4.1 Therapeutic indications

Treatment of type 2 diabetes mellitus, particularly in overweight patients, when dietary management and exercise alone does not result in adequate glycaemic control.

• In adults, Glucophage may be used as monotherapy or in combination with other oral antidiabetic agents or with insulin.

• In children from 10 years of age and adolescents, Glucophage may be used as monotherapy or in combination with insulin.

A reduction of diabetic complications has been shown in overweight type 2 diabetic adult patients treated with metformin as first-line therapy after diet failure (see section 5.1).

4.2 Posology and method of administration

Posology

Adults with normal renal function (GFR≥ 90 mL/min)

Monotherapy and combination with other oral antidiabetic agents

The usual starting dose is 500 mg or 850 mg metformin hydrochloride 2 or 3 times daily given during or after meals.

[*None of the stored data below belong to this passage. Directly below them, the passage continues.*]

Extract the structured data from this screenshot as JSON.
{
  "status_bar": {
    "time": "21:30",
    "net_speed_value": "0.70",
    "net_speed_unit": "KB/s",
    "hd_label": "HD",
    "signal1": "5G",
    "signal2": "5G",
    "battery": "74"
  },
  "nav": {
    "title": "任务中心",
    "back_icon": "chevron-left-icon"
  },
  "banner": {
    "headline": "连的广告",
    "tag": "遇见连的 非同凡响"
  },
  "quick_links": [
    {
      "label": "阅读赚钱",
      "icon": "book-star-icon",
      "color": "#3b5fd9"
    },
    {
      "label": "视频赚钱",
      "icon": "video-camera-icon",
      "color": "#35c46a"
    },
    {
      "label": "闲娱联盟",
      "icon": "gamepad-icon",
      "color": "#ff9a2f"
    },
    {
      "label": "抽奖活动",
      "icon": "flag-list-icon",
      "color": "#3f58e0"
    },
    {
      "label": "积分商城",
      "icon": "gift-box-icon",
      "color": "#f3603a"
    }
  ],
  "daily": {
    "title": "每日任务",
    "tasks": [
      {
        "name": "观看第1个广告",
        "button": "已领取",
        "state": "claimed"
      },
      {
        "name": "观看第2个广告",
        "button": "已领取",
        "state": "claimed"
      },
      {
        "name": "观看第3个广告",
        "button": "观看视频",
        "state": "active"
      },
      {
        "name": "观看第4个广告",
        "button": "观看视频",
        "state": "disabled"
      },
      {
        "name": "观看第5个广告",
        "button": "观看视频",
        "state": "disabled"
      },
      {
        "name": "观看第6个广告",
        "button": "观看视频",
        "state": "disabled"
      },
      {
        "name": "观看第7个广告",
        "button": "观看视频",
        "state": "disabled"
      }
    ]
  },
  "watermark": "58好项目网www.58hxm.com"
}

After 10 to 15 days the dose should be adjusted on the basis of blood glucose measurements. A slow increase of dose may improve gastrointestinal tolerability.

The maximum recommended dose of metformin hydrochloride is 3 g daily, taken as 3 divided doses.

If transfer from another oral antidiabetic agent is intended: discontinue the other agent and initiate metformin at the dose indicated above.

Combination with insulin

Metformin and insulin may be used in combination therapy to achieve better blood glucose control. Metformin hydrochloride is given at the usual starting dose of 500 mg or 850 mg 2 or 3 times daily, while insulin dosage is adjusted on the basis of blood glucose measurements.

Elderly

Due to the potential for decreased renal function in elderly subjects, the metformin dosage should be adjusted based on renal function. Regular assessment of renal function is necessary (see section 4.4).

Renal impairment

A GFR should be assessed before initiation of treatment with metformin containing products and at least annually thereafter. In patients at an increased risk of further progression of renal impairment and in the elderly, renal function should be assessed more frequently, e.g. every 3-6 months.

GFR (mL/min)

Total maximum daily dose

(to be divided into 2-3 daily doses)

Additional considerations

60-89

3000 mg

Dose reduction may be considered in relation to declining renal function.

45-59

2000 mg

Factors that may increase the risk of lactic acidosis (see section 4.4) should be reviewed before considering initiation of metformin.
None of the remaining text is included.